Now, while keeping the uncertainty element constant, what if you can build anticipation at the rate of actual human experience?
Wouldn’t the drama get amplified?
World’s Most Boring Television
Stick a camera to an ordinary train on an ordinary day. Shoot the entire 7 hr + footage of this ordinary journey as the train pulls from station to station, and put it on national TV with almost no editing.
Sounds like the most boring television show in the history of mankind. Right?
The results of this Norwegian TV show were extra-ordinary, fascinating and even bizarely insightful.
Welcome to the world of ‘Slow TV‘.
What began as a pilot by the Norwegian TV producer Thomas Hellum and his team turned out to become a national phenomenon leading to more shows such as an 18 hour fishing expedition, a 5.5 day ferry voyage along the coast of Norway and many more.
But why were these ostensibly boring shows so popular?
To paraphrase Thomas Hellum from the following must watch TED Talk..
Slow TV is so popular because it builds drama by letting the viewer make the story themeslves.
In otherwords Slow TV is an amazing example of a narrative that rides on building anticipation at the rate of actual human experience in time.
Not to be left behind, the advertising/marketing world has also begun to experiment with the concept.
Virgin America has produced a six-hour-long commercial (!) about how unbearably dull the average plane ride is. The video shows passengers on a flight across the US, playing out its events in real time.
And it has clocked around 850K views till date!
Now moving over to the other dimension.
A New Photographic Language Is Born
Meanwhile, YouTube this year has begun supporting 360 degree videos. And we already see several brands experimenting with this format to create truly amazing ads like the one below by Nike that lets you be Neymar on the field as you check out the action in all its 360 degree glory.
And then you have the likes of Oculus and Google Cardboard pushing the envelope in bringing immersive VR experiences to life. The Economist in its recent feature has in fact taken a serious take on VR and believes that its time may have truly come.
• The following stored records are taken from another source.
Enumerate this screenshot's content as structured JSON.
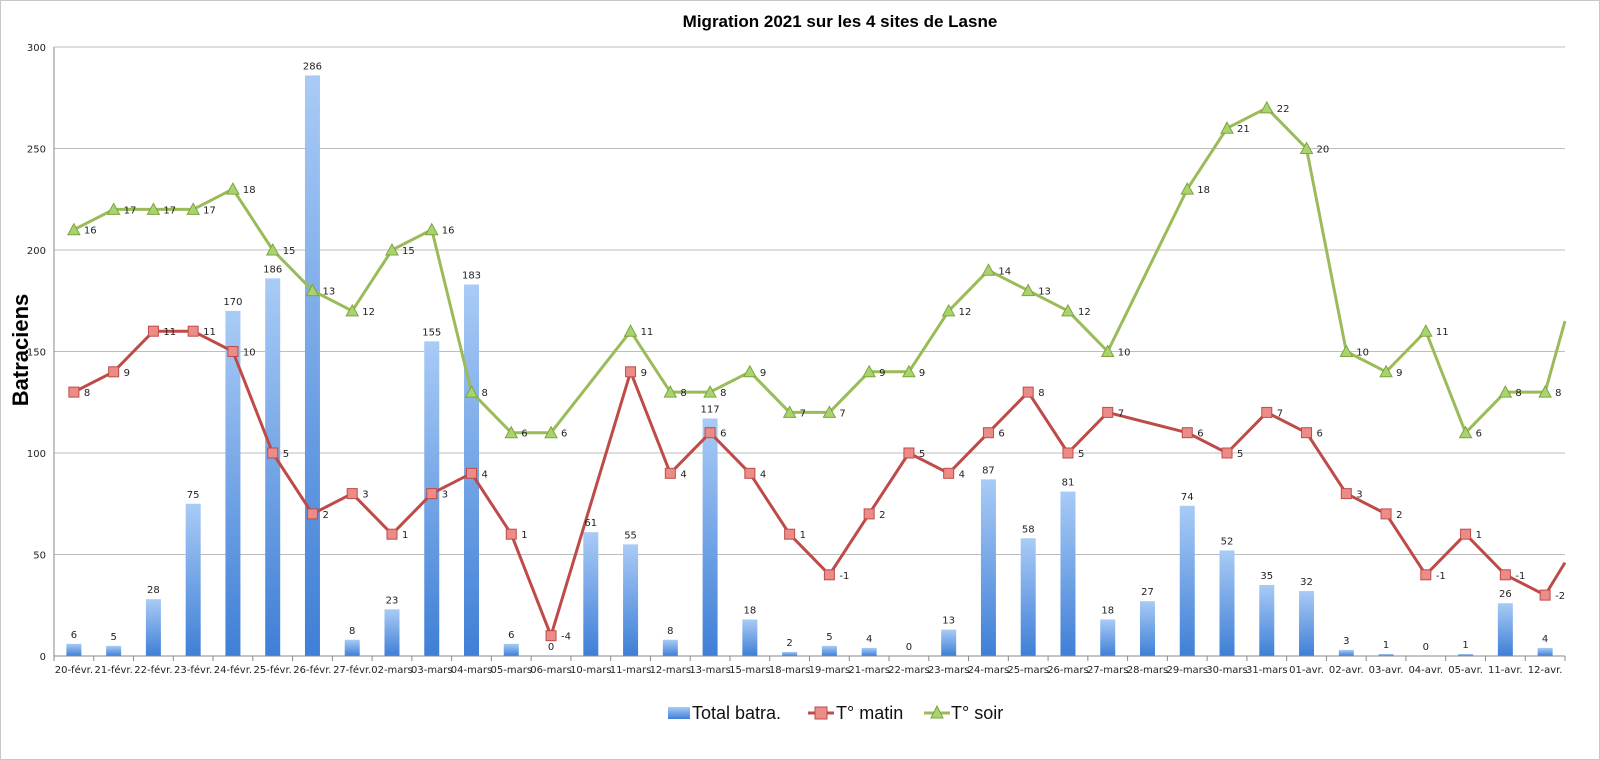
{
  "chart_data": {
    "type": "bar+line",
    "title": "Migration 2021 sur les 4  sites de Lasne",
    "xlabel": "",
    "ylabel": "Batraciens",
    "ylim": [
      0,
      300
    ],
    "yticks": [
      0,
      50,
      100,
      150,
      200,
      250,
      300
    ],
    "grid": true,
    "legend_position": "bottom",
    "categories": [
      "20-févr.",
      "21-févr.",
      "22-févr.",
      "23-févr.",
      "24-févr.",
      "25-févr.",
      "26-févr.",
      "27-févr.",
      "02-mars",
      "03-mars",
      "04-mars",
      "05-mars",
      "06-mars",
      "10-mars",
      "11-mars",
      "12-mars",
      "13-mars",
      "15-mars",
      "18-mars",
      "19-mars",
      "21-mars",
      "22-mars",
      "23-mars",
      "24-mars",
      "25-mars",
      "26-mars",
      "27-mars",
      "28-mars",
      "29-mars",
      "30-mars",
      "31-mars",
      "01-avr.",
      "02-avr.",
      "03-avr.",
      "04-avr.",
      "05-avr.",
      "11-avr.",
      "12-avr."
    ],
    "series": [
      {
        "name": "Total batra.",
        "type": "bar",
        "color": "#4f8ee0",
        "color_light": "#a9cbf6",
        "values": [
          6,
          5,
          28,
          75,
          170,
          186,
          286,
          8,
          23,
          155,
          183,
          6,
          0,
          61,
          55,
          8,
          117,
          18,
          2,
          5,
          4,
          0,
          13,
          87,
          58,
          81,
          18,
          27,
          74,
          52,
          35,
          32,
          3,
          1,
          0,
          1,
          26,
          4
        ]
      },
      {
        "name": "T° matin",
        "type": "line",
        "color": "#be4b48",
        "marker": "square",
        "marker_color": "#ec8c89",
        "axis_values": [
          130,
          140,
          160,
          160,
          150,
          100,
          70,
          80,
          60,
          80,
          90,
          60,
          10,
          null,
          140,
          90,
          110,
          90,
          60,
          40,
          70,
          100,
          90,
          110,
          130,
          100,
          120,
          null,
          110,
          100,
          120,
          110,
          80,
          70,
          40,
          60,
          40,
          30
        ],
        "labels": [
          "8",
          "9",
          "11",
          "11",
          "10",
          "5",
          "2",
          "3",
          "1",
          "3",
          "4",
          "1",
          "-4",
          null,
          "9",
          "4",
          "6",
          "4",
          "1",
          "-1",
          "2",
          "5",
          "4",
          "6",
          "8",
          "5",
          "7",
          null,
          "6",
          "5",
          "7",
          "6",
          "3",
          "2",
          "-1",
          "1",
          "-1",
          "-2"
        ],
        "trailing_axis_value": 46
      },
      {
        "name": "T° soir",
        "type": "line",
        "color": "#9bbb59",
        "marker": "triangle",
        "marker_color": "#a8d470",
        "axis_values": [
          210,
          220,
          220,
          220,
          230,
          200,
          180,
          170,
          200,
          210,
          130,
          110,
          110,
          null,
          160,
          130,
          130,
          140,
          120,
          120,
          140,
          140,
          170,
          190,
          180,
          170,
          150,
          null,
          230,
          260,
          270,
          250,
          150,
          140,
          160,
          110,
          130,
          130
        ],
        "labels": [
          "16",
          "17",
          "17",
          "17",
          "18",
          "15",
          "13",
          "12",
          "15",
          "16",
          "8",
          "6",
          "6",
          null,
          "11",
          "8",
          "8",
          "9",
          "7",
          "7",
          "9",
          "9",
          "12",
          "14",
          "13",
          "12",
          "10",
          null,
          "18",
          "21",
          "22",
          "20",
          "10",
          "9",
          "11",
          "6",
          "8",
          "8"
        ],
        "trailing_axis_value": 165
      }
    ]
  }
}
So why are we raving about films shot with drones, 360 degree videos and VR experiences?
It is possibly because they all have one thing in common.
Thanks to these, for the first time ever, we see possibilities in constructing narratives that can build anticipation at the rate of actual human experience in space.
So what’s next?
From Story Telling To Crafting Experiences To Creating Parallel Lives
As story tellers build increasingly immersive narratives that progress at the rate of actual human expereince in time and space, it ceases being just a story and moves on to becoming an experience.
Now throw in sensory elements to this and you suddently have multi dimensional multi sensory experiences that could possibly shift the business of story telling to that of building parallel realms of existence.
What does that mean?
I don’t know.
But at the least it could herald a second life for the likes of Second Life.